Source of photo above
Undocumented Latinx immigrants, some of whom gave up well-established, prosperous lives, continue to pour out of Florida. As of late June Florida still was “being rocked by an exodus of migrant workers.” The exodus stems from the passage of a bill seemingly designed not only to delight bigots, but also to ensure economic hardship in Florida.
The new law, which took effect on July 1, is known as Senate Bill, or SB, 1718. It represents “a comprehensive effort to restrict the ability of undocumented individuals to live and work in Florida,” according to a law firm blog, but Los Angeles Times columnist Gustavo Arellano called the measure “a grab bag of punitive proposals.”

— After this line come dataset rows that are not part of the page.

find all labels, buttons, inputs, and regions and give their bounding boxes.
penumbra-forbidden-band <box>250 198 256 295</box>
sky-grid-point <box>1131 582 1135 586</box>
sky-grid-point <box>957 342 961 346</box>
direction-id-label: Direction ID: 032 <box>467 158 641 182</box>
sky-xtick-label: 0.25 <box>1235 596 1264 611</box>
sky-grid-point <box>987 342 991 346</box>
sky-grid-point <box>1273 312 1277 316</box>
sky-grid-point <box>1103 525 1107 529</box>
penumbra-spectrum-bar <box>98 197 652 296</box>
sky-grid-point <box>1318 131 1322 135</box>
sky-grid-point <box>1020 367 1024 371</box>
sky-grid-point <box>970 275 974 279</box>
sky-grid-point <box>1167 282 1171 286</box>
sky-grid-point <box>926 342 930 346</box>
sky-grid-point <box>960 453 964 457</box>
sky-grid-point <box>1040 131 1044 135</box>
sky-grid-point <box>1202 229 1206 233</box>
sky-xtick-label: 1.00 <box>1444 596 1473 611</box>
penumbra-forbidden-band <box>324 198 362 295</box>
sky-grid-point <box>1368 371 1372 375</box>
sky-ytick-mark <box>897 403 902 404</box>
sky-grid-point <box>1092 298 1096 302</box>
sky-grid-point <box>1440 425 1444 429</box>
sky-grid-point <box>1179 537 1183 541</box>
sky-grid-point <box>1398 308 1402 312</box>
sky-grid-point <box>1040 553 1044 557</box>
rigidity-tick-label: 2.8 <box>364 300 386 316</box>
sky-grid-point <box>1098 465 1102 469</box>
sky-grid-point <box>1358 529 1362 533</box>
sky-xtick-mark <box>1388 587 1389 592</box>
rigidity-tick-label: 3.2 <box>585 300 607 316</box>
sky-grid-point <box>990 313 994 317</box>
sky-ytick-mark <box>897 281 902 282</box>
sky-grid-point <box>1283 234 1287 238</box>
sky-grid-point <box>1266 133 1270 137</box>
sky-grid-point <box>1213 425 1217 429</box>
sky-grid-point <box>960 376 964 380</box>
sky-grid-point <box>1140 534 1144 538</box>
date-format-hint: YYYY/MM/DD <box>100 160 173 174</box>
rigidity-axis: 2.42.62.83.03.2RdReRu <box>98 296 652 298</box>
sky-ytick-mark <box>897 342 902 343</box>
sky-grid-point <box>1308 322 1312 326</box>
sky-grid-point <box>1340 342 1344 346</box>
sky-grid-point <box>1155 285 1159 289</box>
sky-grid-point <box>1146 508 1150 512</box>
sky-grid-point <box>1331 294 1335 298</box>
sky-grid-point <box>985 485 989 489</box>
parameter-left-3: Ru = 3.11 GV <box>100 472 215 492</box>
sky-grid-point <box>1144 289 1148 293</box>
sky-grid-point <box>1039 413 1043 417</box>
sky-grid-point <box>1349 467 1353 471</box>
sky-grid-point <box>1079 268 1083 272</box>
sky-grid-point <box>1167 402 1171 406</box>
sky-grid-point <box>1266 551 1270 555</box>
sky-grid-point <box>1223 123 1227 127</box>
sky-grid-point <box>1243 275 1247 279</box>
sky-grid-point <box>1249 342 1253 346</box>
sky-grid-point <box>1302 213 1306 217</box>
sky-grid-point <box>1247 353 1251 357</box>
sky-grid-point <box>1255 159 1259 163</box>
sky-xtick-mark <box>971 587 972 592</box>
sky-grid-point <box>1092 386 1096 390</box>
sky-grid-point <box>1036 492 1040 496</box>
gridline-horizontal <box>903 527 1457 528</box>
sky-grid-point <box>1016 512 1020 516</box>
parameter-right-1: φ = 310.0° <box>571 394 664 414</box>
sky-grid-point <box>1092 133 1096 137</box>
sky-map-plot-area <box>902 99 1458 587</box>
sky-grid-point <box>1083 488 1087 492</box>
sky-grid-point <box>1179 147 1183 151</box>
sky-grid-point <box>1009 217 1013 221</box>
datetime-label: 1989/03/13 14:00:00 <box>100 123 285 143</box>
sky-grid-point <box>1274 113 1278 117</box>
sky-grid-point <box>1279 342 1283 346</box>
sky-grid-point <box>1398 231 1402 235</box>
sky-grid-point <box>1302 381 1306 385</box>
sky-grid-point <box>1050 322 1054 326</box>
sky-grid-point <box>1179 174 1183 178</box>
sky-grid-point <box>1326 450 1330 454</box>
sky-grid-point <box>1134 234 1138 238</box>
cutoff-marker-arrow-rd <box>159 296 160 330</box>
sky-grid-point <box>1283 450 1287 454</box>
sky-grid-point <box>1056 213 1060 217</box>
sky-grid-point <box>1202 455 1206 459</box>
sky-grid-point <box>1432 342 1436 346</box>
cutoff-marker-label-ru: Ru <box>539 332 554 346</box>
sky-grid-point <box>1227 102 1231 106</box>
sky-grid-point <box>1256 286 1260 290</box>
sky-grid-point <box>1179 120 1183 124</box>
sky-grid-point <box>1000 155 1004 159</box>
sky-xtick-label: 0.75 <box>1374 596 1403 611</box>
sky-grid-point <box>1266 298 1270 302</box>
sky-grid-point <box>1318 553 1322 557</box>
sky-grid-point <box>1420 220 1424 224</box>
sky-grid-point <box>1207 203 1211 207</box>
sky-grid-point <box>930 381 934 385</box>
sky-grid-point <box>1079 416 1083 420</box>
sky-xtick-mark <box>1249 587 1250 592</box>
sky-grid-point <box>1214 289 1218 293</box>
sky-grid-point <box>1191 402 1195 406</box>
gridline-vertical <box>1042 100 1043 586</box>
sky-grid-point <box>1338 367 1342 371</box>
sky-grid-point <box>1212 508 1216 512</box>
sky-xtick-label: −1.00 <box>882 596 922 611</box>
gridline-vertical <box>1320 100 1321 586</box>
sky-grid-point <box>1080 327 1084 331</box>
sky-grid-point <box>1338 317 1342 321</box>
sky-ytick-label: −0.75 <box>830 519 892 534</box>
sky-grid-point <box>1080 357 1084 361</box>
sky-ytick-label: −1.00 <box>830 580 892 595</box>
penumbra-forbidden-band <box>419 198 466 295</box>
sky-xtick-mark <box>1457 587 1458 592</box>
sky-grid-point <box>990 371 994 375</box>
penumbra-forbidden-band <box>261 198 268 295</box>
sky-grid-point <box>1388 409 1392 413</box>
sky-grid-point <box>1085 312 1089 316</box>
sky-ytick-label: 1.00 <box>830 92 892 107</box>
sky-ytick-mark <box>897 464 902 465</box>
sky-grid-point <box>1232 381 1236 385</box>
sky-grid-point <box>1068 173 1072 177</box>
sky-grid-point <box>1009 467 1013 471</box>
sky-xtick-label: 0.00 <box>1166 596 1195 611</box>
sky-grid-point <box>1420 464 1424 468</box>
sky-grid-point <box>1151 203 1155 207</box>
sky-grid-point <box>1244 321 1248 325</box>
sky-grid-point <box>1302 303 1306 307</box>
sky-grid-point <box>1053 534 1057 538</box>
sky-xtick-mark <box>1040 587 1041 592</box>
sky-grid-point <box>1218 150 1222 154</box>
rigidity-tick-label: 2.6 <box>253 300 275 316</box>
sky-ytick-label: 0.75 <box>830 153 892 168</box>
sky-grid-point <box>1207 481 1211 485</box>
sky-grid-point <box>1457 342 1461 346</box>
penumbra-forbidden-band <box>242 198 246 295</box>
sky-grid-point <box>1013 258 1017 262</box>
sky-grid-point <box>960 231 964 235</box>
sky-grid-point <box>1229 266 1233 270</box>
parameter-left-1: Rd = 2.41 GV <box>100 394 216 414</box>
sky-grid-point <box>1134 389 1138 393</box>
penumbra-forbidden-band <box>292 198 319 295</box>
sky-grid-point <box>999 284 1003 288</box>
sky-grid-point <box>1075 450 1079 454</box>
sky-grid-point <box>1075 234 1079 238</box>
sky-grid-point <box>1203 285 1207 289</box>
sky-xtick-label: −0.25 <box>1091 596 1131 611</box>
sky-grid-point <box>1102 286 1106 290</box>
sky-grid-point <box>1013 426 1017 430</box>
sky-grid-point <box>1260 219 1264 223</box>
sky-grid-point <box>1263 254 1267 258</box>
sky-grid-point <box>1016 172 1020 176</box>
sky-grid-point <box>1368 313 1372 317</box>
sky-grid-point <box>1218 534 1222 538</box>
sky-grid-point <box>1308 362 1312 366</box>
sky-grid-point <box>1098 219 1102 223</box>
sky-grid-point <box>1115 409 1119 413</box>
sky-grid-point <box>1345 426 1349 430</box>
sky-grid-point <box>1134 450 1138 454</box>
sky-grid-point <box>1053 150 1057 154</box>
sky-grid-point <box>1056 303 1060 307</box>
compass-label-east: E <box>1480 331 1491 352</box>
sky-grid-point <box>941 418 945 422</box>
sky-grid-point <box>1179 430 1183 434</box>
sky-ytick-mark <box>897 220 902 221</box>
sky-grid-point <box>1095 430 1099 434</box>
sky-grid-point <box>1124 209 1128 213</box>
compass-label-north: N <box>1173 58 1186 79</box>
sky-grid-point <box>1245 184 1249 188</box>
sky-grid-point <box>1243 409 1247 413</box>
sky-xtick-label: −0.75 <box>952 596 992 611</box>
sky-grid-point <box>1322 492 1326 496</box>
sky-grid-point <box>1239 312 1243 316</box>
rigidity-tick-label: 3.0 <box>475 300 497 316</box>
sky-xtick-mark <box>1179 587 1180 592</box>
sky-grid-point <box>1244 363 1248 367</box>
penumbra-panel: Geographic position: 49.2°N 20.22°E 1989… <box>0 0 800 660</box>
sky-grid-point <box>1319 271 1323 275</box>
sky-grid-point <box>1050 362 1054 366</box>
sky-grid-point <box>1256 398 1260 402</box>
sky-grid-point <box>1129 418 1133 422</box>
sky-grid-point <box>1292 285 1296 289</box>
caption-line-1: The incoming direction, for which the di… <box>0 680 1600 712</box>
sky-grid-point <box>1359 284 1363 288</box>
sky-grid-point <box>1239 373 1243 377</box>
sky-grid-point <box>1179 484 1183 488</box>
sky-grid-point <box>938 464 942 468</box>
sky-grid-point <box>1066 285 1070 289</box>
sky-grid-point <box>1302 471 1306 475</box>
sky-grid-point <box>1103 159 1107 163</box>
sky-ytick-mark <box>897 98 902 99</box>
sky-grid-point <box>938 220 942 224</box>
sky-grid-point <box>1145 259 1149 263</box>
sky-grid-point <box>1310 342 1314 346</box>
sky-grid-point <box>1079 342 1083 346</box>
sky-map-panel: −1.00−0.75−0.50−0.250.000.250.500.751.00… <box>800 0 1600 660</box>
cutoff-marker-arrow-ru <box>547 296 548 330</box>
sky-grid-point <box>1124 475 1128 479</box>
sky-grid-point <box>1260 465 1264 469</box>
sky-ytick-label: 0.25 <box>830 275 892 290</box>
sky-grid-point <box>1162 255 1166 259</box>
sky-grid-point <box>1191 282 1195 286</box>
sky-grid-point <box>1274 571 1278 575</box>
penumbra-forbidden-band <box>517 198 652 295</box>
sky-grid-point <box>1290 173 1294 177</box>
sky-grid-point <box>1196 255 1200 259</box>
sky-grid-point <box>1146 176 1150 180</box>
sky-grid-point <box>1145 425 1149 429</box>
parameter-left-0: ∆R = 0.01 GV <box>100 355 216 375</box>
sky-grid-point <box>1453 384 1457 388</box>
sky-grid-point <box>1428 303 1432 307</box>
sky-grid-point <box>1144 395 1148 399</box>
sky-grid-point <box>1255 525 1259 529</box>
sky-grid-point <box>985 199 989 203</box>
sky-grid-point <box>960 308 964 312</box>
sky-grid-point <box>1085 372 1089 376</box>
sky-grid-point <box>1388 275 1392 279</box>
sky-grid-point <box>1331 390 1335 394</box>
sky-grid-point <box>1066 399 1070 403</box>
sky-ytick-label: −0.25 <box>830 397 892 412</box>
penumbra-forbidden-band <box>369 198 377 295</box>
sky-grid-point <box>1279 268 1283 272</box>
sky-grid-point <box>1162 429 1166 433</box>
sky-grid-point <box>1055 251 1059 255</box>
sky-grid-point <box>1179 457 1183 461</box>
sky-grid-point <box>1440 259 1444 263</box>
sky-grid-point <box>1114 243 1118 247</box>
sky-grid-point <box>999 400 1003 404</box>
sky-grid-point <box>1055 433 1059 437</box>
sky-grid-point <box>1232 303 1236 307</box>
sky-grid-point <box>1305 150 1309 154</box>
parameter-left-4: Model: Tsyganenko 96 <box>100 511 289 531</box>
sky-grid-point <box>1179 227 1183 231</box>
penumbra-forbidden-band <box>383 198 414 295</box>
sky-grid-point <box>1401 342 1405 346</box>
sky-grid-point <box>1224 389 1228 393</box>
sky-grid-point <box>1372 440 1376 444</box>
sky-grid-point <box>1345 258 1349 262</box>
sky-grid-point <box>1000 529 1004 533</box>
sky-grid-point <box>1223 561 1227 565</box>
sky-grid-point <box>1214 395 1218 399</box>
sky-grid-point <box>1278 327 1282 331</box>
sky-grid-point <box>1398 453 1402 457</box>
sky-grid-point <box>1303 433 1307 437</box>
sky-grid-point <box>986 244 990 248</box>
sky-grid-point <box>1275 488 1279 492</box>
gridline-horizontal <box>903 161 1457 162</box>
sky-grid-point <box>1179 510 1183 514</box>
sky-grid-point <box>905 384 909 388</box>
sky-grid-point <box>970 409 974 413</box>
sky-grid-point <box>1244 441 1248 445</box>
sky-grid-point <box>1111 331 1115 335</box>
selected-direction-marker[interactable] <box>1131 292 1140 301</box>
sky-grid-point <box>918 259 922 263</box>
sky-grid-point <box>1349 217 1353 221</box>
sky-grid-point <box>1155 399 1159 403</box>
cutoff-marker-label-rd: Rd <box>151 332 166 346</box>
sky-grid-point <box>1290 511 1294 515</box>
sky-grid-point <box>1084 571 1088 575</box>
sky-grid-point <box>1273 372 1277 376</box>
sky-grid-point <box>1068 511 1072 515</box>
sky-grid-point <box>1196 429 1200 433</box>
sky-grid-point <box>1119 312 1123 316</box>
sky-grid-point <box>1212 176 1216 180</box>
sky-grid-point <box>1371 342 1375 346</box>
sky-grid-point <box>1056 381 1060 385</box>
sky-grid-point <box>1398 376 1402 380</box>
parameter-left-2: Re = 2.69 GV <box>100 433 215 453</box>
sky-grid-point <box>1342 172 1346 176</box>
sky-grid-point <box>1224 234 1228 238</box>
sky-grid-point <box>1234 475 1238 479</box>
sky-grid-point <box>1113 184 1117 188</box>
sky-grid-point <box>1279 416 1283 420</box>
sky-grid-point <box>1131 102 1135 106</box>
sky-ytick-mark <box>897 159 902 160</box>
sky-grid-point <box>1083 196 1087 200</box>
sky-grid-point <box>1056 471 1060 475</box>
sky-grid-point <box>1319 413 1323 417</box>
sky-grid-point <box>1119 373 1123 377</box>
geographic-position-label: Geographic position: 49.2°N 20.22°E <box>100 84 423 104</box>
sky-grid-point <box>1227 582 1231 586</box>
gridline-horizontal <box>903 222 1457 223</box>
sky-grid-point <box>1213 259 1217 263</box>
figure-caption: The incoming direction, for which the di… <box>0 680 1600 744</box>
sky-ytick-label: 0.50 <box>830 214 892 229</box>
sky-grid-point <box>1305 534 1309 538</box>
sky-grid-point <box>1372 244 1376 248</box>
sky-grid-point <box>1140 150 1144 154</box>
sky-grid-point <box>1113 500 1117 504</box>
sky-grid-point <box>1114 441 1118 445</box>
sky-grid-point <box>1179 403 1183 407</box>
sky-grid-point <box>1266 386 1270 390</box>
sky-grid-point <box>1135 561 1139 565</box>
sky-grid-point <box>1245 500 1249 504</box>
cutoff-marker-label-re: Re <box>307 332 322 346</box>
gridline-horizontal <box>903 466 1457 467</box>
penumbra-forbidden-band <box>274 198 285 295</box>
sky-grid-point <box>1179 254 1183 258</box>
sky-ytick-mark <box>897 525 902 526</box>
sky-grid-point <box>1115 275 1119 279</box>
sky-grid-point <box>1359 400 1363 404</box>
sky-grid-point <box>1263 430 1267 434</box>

Back in May numerous media outlets reported that undocumented immigrant workers were leaving Florida after the state’s governor (and flailing presidential candidate) Ron DeSantis signed SB 1718. “Videos of empty workplaces” went viral. A TikTok video showing a large Miami construction site commented that SB 1718
is going to make it impossible for undocumented people to work ... so they need to send 300 U.S. citizens to come work here instead.
These concerns have been heightened now that the law has gone into effect. SB 1718 “is creating incentives for people to leave Florida and find work in other states,” Samuel Vilchez, Florida director of the American Business Immigration Coalition, told USA Today.
NBC News related the story of one family with U.S.-citizen children and undocumented adults from Guatemala, who felt compelled to pack up their two trucks and a car and head for Maryland, leaving behind beds, mattresses, furniture, children’s toys and even some construction tools one of the adults in the family used in his successful Florida business.
One family member said that in Maryland one “can breathe peace and tranquility,” while Florida’s SB 1718 made him feel “like a rat.” A Colombian national who left Florida for New York said she now does not “feel persecuted because of my race.”
The law criminalizes “as human smugglers” those who “knowingly and willfully” cross a state line into Florida “with people they know, or reasonably should know, are undocumented,” reports the ACLU. The measure defines as “undocumented” a person who has “entered the United States in violation of the law and has not been inspected by the federal government.” It does not define the term “inspected.” The law also invalidates out-of-state driver’s licenses issued to undocumented immigrants. Violation of the new law is punishable by up to five years in prison, the ALCU adds.
The law
includes harsh penalties for those who try and hire or transport undocumented migrants, which critics say can include family members. It also requires hospitals that receive Medicaid funds to ask for a patient's immigration status.
The law prompted Domingo Garcia, president of the venerable Latinx rights group League of United Latin American Citizens (known as LULAC), to warn,
“you can be arrested for literally taking somebody to the hospital, for literally taking somebody to Disney World,”
a fact that has turned Florida into
a dangerous, hostile environment for law-abiding Americans and immigrants.
As a result, LULAC, for only the second time in its history, issued a travel advisory for anyone traveling to Florida.
The effects this law appear to linger beyond the original alarm it raised when enacted in May. Earlier this month CBS News reported,
"We are hearing people are starting to leave," Yvette Cruz with the Farmworkers Association of Florida told CBS News of reports of migrant workers abandoning fields and construction projects. "We're just gonna keep seeing that more as the law will take effect."
The economic impact of DeSantis’s bigotry bill has been well-reported. For example, DK recently reported on Florida’s loss of convention business. An earlier DK article, entitled, “Florida farmer: ‘My Mexicans are great, the other ones suck,’” told of rapidly emptying fields and U.S.-born replacements who were not up to the task, even if they managed to last a day in the suffocating heat. A farmer commented that U.S. citizens “come out, work two or three hours, and [say] ‘Whew, I’ve had it and I can’t take this anymore.’”
One Florida farmer – who (when not expressing adulation for Trump or DeSantis) apparently was trying to downplay the years-in-prison consequences one who violates SB 1718 could face – told MSNBC,
“This bill is 100% supposed to scare you. I’m a farmer, and the farmers are mad as hell. We are losing employees. They’re already starting to move to Georgia and other states.
L.A. Times columnist Arellano referred to the “bigoted brouhaha” surrounding SB 1718 as “the latest grandchild of Proposition 187,” a 1994 California ballot initiative that
sought to make life miserable for immigrants here illegally by denying them access to public education, social services and healthcare, and forcing government workers to turn them in.
A federal judge ruled most of Prop 187 unconstitutional, and the ballot initiative that represented GOP former governor Pete Wilson’s attempt to please the racists ended up waking up California’s huge Latinx population and turning the state deep blue. To those of us who remember Proposition 187, the comment on SB 1718 offered by LULAC representative Lydia Guzmán rings familiar:
Laws like this, that do nothing more than harass immigrants, are bad for a state’s economy.